Matthias – Review, 30.06.2015
I worked for Peru Volunteer as an English teacher and assisted in Sports and English classes in Peru, for two months from May to June in 2015.
Overall it was a nice experience and especially when teaching English, I got the impression that you can contribute very positively to the education of young Peruvian pupils. However living in a foreign country requires to a certain extent that you adopt local habits. So you have to live with the fact that it is sometimes not easy to coordinate your own lessons. Sometimes the room is not available or there is another project your pupils are involved in, you are not aware of. It seems that things in general are not that organized as they are in Europe. On the other hand this is also a part a volunteer can make a positive contribution, helping the school in organizing things.
The Peruvian people are very friendly and integrate you in their community, if they feel your intention to help them. In class it can be very noisy, but all in all it is a pleasure to work with Peruvian pupils. Besides my role as a teacher, some regard you as a kind of friend.
Peru might be one of the most fascinating countries in the world. So to work as a volunteer is a very good opportunity to know about the country and its people and its culture and to travel around. And as said above there are a lot of opportunities to make a positive contribution.
Own impressions in more detail with regards to English classes
I didn`t work as an English teacher before and my level of English is quite good, but I am not a native speaker. The level of knowledge of English in Peru is by far lower than in Germany. The major problems lie in the correct pronunciation and in the building of correct sentences. The correct order of words (subject, object, verbs and their declination) can be frequently wrong. Consequently it is important to train this from the very beginning. But in order to motivate young pupils, an English lesson needs to be entertaining in a way as well.
Consequently a good combination between games to repeat learned staff and the teaching of new contents (grammar / new vocabulary) might be helpful. A list of games carried out by myself and by other teachers, I worked with, is enclosed. Hopefully it can be useful for new volunteers teaching English. Furthermore, if there is the possibility to use visual means (laptop with a presentation e.g.), you should actively use it as well. The power point file with some nice exercises to train vocabulary (animals, colors etc.) worked quite well and it was quiet in class, when I used it.
I would recommend to Peru Volunteer to develop an own school book. Perhaps a combination of input from local school books and of school books used in Europe. Volunteers can copy then parts, which they need for their own lessons. I left parts of my own teaching material, I used when I was about 11-13 years old.

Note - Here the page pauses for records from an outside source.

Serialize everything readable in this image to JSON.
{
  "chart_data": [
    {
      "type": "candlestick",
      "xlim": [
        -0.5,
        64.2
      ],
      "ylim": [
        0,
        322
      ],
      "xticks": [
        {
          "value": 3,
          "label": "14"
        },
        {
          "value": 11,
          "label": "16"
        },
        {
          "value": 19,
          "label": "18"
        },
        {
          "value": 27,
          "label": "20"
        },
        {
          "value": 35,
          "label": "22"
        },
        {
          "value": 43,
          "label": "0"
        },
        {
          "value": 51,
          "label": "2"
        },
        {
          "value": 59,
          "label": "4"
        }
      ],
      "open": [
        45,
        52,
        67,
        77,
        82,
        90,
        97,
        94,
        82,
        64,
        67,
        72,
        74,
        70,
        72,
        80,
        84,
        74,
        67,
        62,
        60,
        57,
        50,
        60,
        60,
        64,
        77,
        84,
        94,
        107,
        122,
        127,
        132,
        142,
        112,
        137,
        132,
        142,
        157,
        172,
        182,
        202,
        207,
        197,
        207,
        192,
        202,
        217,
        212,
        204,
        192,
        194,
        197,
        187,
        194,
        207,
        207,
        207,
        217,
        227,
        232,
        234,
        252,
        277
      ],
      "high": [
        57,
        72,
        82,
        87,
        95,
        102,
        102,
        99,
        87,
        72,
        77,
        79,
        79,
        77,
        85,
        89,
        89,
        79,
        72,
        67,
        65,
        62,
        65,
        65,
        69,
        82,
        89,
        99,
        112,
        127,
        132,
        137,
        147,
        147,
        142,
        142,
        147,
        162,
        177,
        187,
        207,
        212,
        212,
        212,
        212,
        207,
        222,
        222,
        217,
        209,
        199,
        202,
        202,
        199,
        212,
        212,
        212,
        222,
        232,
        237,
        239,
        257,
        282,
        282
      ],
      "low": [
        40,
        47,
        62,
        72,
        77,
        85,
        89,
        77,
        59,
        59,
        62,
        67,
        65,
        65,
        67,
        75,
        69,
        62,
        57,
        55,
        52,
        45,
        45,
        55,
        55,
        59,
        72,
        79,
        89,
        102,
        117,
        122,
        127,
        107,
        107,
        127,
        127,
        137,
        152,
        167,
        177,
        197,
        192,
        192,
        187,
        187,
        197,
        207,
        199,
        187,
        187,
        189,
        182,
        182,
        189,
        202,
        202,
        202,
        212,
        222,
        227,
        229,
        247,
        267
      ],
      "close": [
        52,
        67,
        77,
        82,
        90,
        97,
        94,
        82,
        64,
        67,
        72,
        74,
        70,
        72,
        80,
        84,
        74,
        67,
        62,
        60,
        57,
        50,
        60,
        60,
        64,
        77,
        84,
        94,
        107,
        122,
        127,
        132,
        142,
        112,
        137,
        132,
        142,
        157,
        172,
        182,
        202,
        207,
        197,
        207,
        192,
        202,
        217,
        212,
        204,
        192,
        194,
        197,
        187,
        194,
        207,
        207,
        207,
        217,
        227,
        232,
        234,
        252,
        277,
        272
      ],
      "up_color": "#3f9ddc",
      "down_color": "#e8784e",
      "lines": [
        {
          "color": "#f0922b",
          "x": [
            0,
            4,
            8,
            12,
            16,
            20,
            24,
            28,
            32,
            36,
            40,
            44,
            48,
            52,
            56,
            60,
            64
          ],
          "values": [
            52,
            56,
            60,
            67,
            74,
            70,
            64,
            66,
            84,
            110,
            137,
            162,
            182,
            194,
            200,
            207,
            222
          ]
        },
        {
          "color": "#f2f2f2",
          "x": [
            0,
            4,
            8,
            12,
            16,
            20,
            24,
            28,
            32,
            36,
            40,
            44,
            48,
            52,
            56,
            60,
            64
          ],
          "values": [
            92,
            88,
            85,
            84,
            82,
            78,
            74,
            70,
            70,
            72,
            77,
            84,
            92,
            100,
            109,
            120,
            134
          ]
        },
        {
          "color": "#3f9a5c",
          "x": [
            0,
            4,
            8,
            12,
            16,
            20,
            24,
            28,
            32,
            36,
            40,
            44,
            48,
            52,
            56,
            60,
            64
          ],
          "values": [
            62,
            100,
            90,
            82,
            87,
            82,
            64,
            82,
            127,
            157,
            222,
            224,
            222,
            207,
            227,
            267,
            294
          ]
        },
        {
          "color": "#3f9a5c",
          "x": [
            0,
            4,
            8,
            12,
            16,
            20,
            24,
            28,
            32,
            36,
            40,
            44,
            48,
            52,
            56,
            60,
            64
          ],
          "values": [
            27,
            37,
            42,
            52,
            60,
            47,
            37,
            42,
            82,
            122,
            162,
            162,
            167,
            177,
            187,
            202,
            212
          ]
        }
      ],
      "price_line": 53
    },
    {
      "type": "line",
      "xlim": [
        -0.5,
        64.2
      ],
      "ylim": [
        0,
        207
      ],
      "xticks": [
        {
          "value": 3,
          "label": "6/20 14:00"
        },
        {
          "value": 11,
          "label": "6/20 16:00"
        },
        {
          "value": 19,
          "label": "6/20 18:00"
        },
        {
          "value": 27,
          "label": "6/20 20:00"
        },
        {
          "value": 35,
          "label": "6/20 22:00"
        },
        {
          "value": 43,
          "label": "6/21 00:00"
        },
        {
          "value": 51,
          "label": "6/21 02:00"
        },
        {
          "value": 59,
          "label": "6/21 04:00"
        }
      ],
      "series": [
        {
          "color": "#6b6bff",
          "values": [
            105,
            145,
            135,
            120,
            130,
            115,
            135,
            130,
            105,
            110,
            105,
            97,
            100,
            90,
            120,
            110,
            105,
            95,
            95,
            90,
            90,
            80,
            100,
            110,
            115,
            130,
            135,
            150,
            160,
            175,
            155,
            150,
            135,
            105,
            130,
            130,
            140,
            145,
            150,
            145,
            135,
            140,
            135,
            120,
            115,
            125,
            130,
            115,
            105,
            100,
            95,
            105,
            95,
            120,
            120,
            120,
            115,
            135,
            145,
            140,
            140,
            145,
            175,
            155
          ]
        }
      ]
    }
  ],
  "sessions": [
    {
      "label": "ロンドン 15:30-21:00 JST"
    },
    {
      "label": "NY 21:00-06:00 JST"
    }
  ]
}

To me it was also a new experience to teach. There are some simple rules, which might be easy to understand, but when teaching you might not be conscious about them. So partly learning from my own faults, I want to highlight the following simple rules:
- Speak up in a loud and clear voice. Any experience form a rhetoric course is helpful
- If possible, build a circle with the pupils. Looking what is written on the board is easier then.
- Write on the board in very big letters, especially if your handwriting is not easy to read for others
- Check, that the pupils have written down everything
- If possible the class should be carried out by two volunteers. One holding the lesson, teaching in an active way; the other correcting faults and helping pupils, who are lagging behind.
- If you have a smartphone, make a screenshot of what you wrote on the board of each lesson. Just to remember learned material, if you make a test or for repetition of learned vocabulary.
- In my opinion it makes sense to make a test or a short exam each two weeks to track the progress of the pupils.
- For an effective English lesson, my impression was, that the class should not be bigger than 15 pupils.
- Give your best to create an effective, but also an entertaining lesson. Pupils will rejoin the lesson more frequently. (Please see list of games)
- Some pupils advance quicker than others, so one volunteer should focus on pupils lagging behind or you have to separate the class one day
- Try to get a teaching plan for the whole year from the director of the school. Due to unpredictable bank holidays the planning of your own lesson sometimes is difficult.
- If you teach in a class room of a public school, leave the class in the same order you find it, when starting your lesson. Just to avoid trouble with the local teachers.
- Repeat the pronunciation of learned vocabulary on a regular basis to train the pupil’s own pronunciation
- The pupils have school in the morning. So in the afternoon sometimes concentration is missing and the class can be very noisy. If the level of noise is unacceptable, send them out for 5-10 minutes.
- If you teach about one and a half hour, in general take a break about 10 minutes into consideration.
Own impressions in more detail with regards to Sports classes
Soccer (“futsal”), and Volleyball are very popular in Peru. Sometimes basketball was played too. Girls favor Volleyball, whereas the boys prefer playing soccer.
It is not easy for the teacher to coordinate a class of 25 young kids or more. So you can help the teacher in organizing the pupils in groups and in keeping an eye on that every pupil really takes part in the lesson. You can also help them by training young pupils, who are lagging behind. So separating weaker pupils from the whole class to train them in a smaller group.